During the debate tonight, my hon. Friends have left me in no doubt that they think the Nottinghamshire authority has acted unreasonably. But here we are dealing not with what the ordinary man or woman would call unreasonable, but with what the law regards as unreasonable, since "unreasonableness" is a legal term of art. To fall within this expression it must be conduct which no sensible authority acting with due appreciation of its responsibilities would have decided to adopt.

Having established those matters, my right hon. Friend has then to investigate the authority's actions. It is this point which we have now reached, and officials are seeking from the authority a detailed account of the decisions it has reached and the reasons which lay behind those decisions.

Mr. Brandon-Bravo

I am sure that I am not alone when I say that my colleagues and I are being drowned by the legal jargon. I appreciate the difficulty, but if from 9 o'clock until 5 o'clock Monday to Friday a swimming pool is reserved by the LEA and during a period when the local authority is not using the pool a private school rents and pays for the time, would it not seem to be unreasonable to refuse to rent the swimming pool to it?

Mr. Dunn

That is why my Department is conducting investigations with the authority. Once the complaints procedure has been started—which, as my hon. Friend knows, it has—it is a matter for investigation. I shall return to that point later in another context.

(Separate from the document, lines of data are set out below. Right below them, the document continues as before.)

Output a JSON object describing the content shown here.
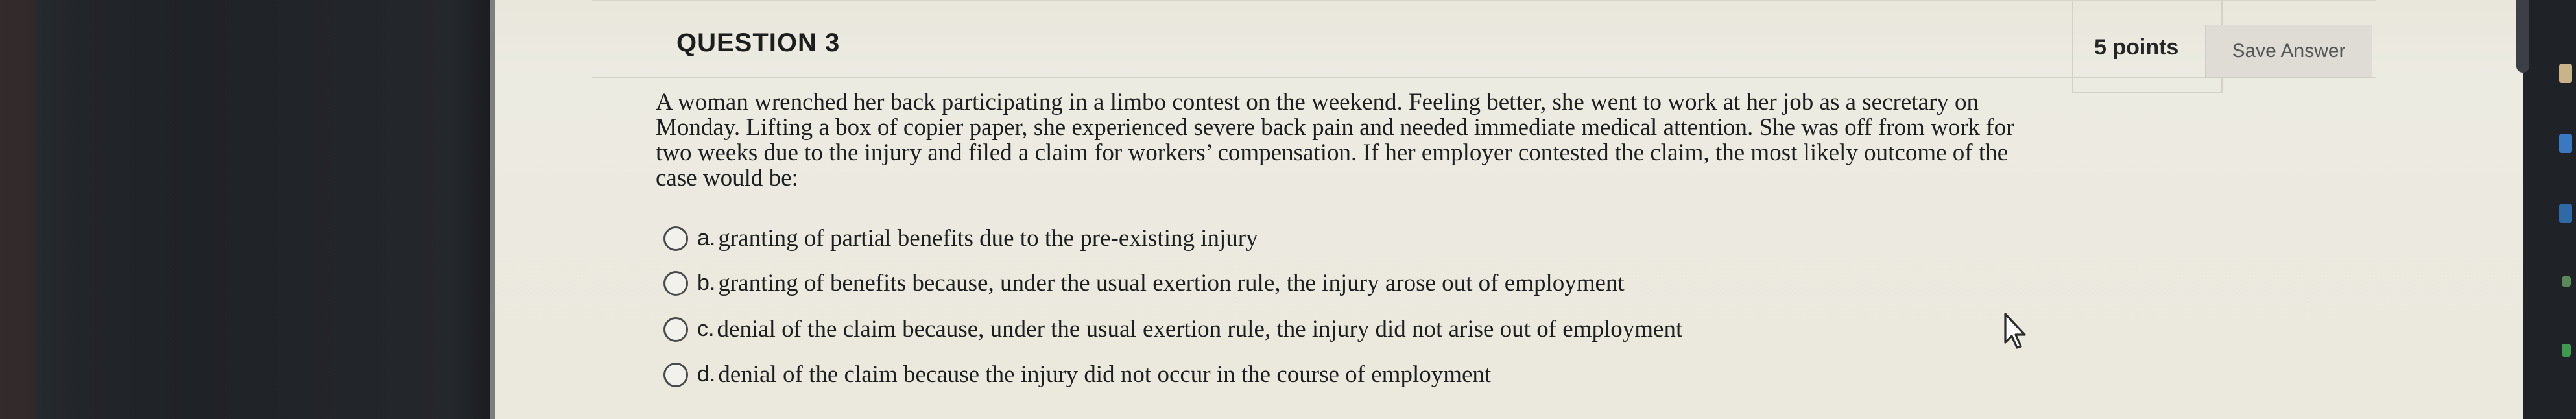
{
  "question": {
    "title": "QUESTION 3",
    "points": "5 points",
    "save_label": "Save Answer",
    "text": "A woman wrenched her back participating in a limbo contest on the weekend. Feeling better, she went to work at her job as a secretary on Monday. Lifting a box of copier paper, she experienced severe back pain and needed immediate medical attention. She was off from work for two weeks due to the injury and filed a claim for workers’ compensation. If her employer contested the claim, the most likely outcome of the case would be:",
    "options": [
      {
        "letter": "a.",
        "text": "granting of partial benefits due to the pre-existing injury"
      },
      {
        "letter": "b.",
        "text": "granting of benefits because, under the usual exertion rule, the injury arose out of employment"
      },
      {
        "letter": "c.",
        "text": "denial of the claim because, under the usual exertion rule, the injury did not arise out of employment"
      },
      {
        "letter": "d.",
        "text": "denial of the claim because the injury did not occur in the course of employment"
      }
    ]
  },
  "icons": {
    "cursor": "mouse-pointer-icon"
  },
  "colors": {
    "background": "#ebe8dd",
    "save_button": "#dedcd5",
    "text": "#1e1e1e"
  }
}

As soon as my right hon. Friend has received and considered the comments and documentary evidence that we have requested from Nottingham and has satisfied himself that he has sufficient information to enable him to form a view about the legality of Nottinghamshire's actions, he will conclude whether there is any evidence of unreasonable action or of a breach of statutory duties.

My hon. Friends referred to the activities about which their constituents have complained to them. Several activities are involved—school orchestras, school milk, in-service training, swimming pools and playing fields, drama workshops, Saturday classes and the withdrawal of certain facilities provided by public libraries to teachers from independent schools. On the latter point, since the transfer of functions to the Office of Arts and Libraries, this matter is for that Department and not for the Department of Education and Science. The Office of Arts and Libraries is pursuing that point separately.

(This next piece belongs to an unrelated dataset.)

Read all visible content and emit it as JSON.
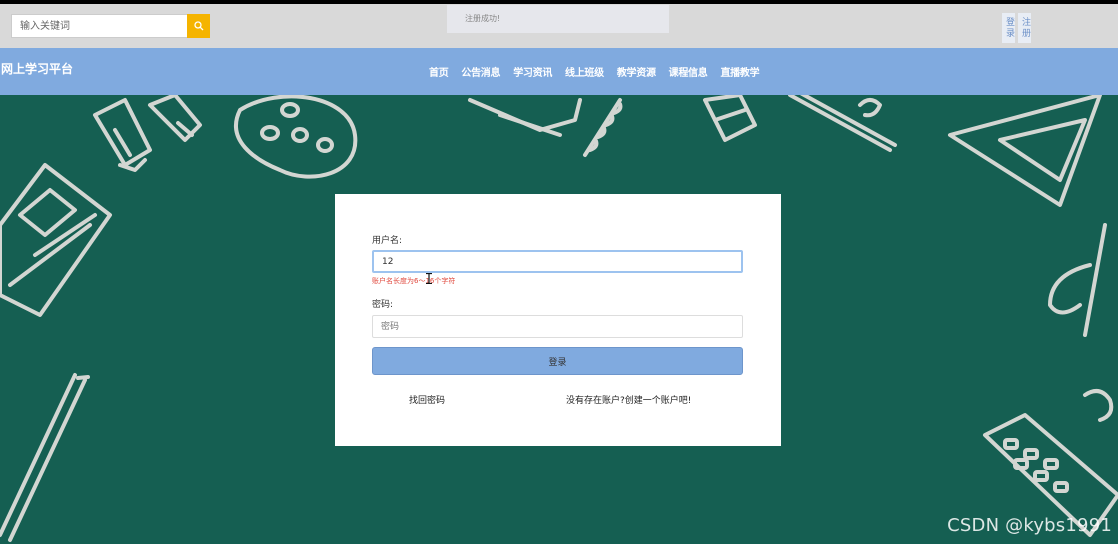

My hon. Friends tonight have left me in no doubt that in their view this catalogue adds up to a policy decision on the part of the Nottinghamshire authority that has been taken for purely political reasons. I hope that my hon. Friends will understand, however, if at this stage I offer no particular view on the merits of the case that they have argued. That I do not do so is a measure of how seriously my right hon. Friend and I are treating the matters about which they complain. We are vigorously considering whether Nottinghamshire education authority has acted unreasonably in the exercise of its powers and duties, or is in default of the duties laid on it by the Education Acts. To that end, as I have already explained, we are seeking answers from the authority to enable my right hon. Friend to reach conclusions on that matter, as before he can do so he must satisfy himself that he has sufficient information to enable him to do so. However, my right hon. Friend is exercising powers given to him by the 1944 Act and, until such time as he is able to reach his conclusion, he is in a quasi-judicial role.

However, I fully recognise that the children and the parents of children at independent schools have had to face three months of uncertainty as to whether the various provisions that they have enjoyed in the past will continue to be available to them in the future. We are therefore treating these complaints as a matter of priority, and my meeting with Nottinghamshire Members later this week will no doubt be of further help in clarifying the issues involved. The Department and I will do our utmost to ensure that the parents and children have the Secretary of State's conclusions as soon as we possibly can.

It would be remiss of me if, in conclusion, I did not thank my hon. Friends for bringing this problem to the attention of the House in a robust fashion.

Question put and agreed to.

Adjourned accordingly at three minutes to Two o'clock.